Further, in California domestic arbitration, California Code of Civil Procedure, section 1281.91(a) and (b) gives a party the right to disqualify an arbitrator, without cause, once the arbitrator makes his or her required disclosures. The failure of the Arbitration Forum to allow such disqualification, would subject the resulting arbitration award to vacatur.

Thus, statutes and case law that might apply in post-award arbitration litigation need to be considered during the arbitration process so as not to jeopardize the finality of any resulting arbitration award.

Administrative Fees and Arbitrator’s Compensation
In addition to filing fees and other administrative charges paid to the forum, which are generally higher than court filing fees, the parties to an arbitration will also be required to pay for the arbitrator’s compensation. These charges and compensation are hereinafter collectively referred to as “arbitration costs.” It is possible that, at some point in the arbitration, a claimant may encounter a respondent who is unable or unwilling to pay for these ongoing costs. Under the AAA, where a party has not paid such costs assessed to the party, the arbitrator may prevent the non-paying party from pursuing a claim but may not prevent the non-paying party from defending against a claim. The arbitrator may also suspend and/or terminate the arbitration proceedings. Thus, a claimant can be faced with the possibility that arbitration proceedings may be terminated unless he or she pays both parties costs to the arbitration and recoup those costs after an arbitration award, inclusive of costs, has been issued in his favor.


Arbitration can be less expensive, more private, and more expeditious that a civil trial and, thus, there are situations where arbitration is the best way to settle a dispute. However, arbitration comes with a risk of arbitrator error. Further, for contentious litigants, port-award litigation to confirm or vacate an arbitration award is more likely.

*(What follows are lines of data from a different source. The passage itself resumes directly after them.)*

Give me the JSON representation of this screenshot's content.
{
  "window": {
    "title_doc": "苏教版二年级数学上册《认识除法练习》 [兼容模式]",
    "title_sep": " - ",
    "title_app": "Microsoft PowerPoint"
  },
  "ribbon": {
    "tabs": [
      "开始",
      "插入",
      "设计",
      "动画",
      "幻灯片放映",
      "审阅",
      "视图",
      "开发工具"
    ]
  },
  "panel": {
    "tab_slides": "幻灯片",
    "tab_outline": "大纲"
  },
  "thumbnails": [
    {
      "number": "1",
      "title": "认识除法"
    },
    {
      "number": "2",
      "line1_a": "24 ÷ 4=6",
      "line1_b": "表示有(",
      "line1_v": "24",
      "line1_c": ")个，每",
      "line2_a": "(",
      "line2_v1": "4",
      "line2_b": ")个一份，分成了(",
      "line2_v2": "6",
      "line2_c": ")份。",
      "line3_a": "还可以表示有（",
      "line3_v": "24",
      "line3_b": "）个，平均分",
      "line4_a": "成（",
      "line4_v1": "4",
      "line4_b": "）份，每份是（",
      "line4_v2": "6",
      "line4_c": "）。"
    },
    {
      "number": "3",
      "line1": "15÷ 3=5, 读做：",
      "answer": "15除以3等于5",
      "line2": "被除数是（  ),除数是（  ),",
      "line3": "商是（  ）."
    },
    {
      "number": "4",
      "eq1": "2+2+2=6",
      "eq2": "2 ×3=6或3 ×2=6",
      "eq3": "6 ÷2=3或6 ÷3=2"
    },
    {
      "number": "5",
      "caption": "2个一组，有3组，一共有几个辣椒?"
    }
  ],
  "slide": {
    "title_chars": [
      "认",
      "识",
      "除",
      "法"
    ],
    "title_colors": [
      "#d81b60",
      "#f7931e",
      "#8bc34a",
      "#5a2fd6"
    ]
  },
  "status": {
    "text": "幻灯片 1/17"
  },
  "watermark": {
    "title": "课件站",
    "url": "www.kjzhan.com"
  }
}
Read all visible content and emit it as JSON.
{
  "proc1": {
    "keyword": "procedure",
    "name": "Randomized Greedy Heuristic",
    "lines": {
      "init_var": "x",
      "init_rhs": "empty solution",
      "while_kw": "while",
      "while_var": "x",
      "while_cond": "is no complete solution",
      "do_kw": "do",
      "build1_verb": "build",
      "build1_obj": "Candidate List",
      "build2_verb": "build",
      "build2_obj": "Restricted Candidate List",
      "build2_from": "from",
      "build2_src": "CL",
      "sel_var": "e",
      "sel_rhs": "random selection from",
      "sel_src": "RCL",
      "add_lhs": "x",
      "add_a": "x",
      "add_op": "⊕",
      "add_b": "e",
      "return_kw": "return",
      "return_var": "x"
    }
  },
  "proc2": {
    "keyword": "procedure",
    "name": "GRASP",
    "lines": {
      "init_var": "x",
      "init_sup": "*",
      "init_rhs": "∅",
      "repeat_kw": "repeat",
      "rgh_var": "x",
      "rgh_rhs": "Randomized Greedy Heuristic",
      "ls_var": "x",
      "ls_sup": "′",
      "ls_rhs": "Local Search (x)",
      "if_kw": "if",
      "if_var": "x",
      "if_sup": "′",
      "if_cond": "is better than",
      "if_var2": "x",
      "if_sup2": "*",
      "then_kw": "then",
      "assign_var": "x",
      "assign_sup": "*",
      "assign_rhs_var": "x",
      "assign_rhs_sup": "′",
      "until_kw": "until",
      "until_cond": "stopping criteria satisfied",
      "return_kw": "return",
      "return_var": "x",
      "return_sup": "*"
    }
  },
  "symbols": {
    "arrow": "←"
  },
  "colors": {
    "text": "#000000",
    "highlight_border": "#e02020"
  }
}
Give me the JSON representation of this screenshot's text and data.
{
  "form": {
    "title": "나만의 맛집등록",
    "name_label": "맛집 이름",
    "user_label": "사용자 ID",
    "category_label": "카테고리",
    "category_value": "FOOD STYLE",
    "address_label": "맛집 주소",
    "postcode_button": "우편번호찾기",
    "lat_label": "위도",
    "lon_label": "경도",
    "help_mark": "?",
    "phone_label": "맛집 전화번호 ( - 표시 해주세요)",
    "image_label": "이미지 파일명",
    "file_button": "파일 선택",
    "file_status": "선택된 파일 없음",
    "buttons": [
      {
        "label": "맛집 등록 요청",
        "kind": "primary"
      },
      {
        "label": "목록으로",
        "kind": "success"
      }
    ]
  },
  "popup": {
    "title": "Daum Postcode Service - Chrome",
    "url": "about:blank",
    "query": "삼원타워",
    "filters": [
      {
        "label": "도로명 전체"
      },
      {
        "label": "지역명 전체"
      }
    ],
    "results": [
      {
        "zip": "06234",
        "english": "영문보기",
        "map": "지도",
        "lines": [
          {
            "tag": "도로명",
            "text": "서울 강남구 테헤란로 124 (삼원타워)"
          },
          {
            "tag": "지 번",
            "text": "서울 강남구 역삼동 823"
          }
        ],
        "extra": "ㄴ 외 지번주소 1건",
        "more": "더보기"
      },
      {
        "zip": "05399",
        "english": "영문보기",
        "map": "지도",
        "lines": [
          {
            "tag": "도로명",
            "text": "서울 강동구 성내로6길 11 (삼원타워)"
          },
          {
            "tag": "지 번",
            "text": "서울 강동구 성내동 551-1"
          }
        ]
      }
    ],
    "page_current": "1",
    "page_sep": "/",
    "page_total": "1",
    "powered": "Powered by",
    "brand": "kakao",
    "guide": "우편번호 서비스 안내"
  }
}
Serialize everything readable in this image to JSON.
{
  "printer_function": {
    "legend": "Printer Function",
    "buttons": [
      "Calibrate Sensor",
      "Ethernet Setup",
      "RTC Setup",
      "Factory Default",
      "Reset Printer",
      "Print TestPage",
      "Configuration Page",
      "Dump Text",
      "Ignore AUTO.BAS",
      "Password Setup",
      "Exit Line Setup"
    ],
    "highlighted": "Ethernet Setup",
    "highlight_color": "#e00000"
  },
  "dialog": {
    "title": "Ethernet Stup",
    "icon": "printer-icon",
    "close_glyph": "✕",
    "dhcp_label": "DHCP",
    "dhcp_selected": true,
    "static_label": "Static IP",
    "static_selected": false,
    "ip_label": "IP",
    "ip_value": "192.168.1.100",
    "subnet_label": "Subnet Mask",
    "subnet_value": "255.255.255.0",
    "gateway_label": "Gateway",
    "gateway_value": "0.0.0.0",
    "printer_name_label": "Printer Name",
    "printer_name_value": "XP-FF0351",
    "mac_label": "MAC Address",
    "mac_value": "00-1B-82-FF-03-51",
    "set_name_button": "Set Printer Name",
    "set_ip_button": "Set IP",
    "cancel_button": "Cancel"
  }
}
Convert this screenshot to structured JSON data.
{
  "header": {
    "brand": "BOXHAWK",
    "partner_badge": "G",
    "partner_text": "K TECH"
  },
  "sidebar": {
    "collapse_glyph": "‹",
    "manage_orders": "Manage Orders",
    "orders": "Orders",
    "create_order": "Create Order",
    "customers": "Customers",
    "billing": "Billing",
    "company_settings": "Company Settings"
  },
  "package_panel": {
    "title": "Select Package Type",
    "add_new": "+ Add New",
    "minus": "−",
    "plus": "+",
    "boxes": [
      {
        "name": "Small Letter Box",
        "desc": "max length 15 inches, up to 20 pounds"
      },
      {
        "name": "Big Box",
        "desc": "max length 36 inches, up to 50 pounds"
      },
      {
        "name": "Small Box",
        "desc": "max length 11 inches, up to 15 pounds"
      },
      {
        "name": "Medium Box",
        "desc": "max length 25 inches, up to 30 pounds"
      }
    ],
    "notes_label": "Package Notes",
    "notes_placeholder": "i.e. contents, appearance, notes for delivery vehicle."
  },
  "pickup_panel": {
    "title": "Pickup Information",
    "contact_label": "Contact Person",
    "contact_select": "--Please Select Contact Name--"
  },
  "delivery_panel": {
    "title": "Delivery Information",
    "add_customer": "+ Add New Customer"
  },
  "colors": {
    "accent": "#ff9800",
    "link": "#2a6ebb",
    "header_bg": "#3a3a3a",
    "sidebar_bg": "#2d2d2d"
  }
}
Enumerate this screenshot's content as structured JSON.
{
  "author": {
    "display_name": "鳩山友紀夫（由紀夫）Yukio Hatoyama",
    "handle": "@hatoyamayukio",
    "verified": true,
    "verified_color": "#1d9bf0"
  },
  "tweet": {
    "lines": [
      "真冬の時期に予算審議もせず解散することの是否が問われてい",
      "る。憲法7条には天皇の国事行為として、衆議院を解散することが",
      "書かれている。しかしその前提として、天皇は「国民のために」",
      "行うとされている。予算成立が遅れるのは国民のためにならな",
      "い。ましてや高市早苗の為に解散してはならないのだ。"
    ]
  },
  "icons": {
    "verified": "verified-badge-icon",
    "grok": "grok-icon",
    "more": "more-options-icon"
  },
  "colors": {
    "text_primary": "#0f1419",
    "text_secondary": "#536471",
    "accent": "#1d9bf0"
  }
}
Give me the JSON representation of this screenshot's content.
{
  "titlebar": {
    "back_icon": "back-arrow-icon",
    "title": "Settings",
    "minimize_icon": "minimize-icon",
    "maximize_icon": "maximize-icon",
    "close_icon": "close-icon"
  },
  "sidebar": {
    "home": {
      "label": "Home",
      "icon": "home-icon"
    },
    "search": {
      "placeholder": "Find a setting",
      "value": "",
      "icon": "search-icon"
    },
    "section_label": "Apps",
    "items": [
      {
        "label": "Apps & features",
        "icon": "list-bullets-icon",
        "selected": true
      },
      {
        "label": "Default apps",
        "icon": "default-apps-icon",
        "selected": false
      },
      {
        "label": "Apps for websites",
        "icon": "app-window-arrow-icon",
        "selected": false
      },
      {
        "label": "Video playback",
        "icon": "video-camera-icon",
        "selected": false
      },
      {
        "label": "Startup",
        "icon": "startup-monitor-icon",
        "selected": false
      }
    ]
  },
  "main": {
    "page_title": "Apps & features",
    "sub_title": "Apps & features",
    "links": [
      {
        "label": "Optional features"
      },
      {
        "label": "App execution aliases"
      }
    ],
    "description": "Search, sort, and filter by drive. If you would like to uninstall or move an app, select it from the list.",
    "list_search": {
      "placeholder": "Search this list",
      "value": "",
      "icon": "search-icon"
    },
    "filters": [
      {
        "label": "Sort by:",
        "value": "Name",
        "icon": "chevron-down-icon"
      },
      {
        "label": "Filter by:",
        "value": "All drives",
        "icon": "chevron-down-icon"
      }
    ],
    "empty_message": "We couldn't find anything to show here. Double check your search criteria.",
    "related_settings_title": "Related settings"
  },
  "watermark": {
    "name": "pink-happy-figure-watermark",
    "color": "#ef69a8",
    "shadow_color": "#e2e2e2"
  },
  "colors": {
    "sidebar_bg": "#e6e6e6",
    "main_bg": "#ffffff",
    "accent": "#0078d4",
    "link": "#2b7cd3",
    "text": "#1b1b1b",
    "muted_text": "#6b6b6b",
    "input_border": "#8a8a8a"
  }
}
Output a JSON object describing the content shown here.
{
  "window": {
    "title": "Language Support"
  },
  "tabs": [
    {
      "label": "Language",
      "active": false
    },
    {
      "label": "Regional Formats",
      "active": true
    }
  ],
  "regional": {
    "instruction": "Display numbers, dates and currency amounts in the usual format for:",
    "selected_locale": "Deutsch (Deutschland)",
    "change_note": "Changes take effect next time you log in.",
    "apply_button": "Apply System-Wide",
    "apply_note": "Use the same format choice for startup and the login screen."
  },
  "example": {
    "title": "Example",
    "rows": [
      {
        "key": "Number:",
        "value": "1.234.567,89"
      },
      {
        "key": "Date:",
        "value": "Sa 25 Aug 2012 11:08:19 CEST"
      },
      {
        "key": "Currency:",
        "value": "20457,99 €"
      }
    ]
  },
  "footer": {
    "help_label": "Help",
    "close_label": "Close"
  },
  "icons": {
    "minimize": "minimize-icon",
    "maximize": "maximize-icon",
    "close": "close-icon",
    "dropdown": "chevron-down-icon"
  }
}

Thus, for companies with an ongoing relationship within a specific industry, arbitration may be appropriate to resolve a dispute (e.g., insurance companies and hospitals resolving coverage issues), especially where the impact of arbitrator error is not significant. However, for individuals or entities involved in a live altering dispute (e.g., a dispute that might bankrupt a company, or a dispute over a shareholder buy-sell agreement which may be a person’s largest asset), arbitration may not be appropriate as the impact of arbitrator error may be too great and the likelihood of protracted post arbitration award litigation is in increased, both of which negate any the expected benefits of arbitration.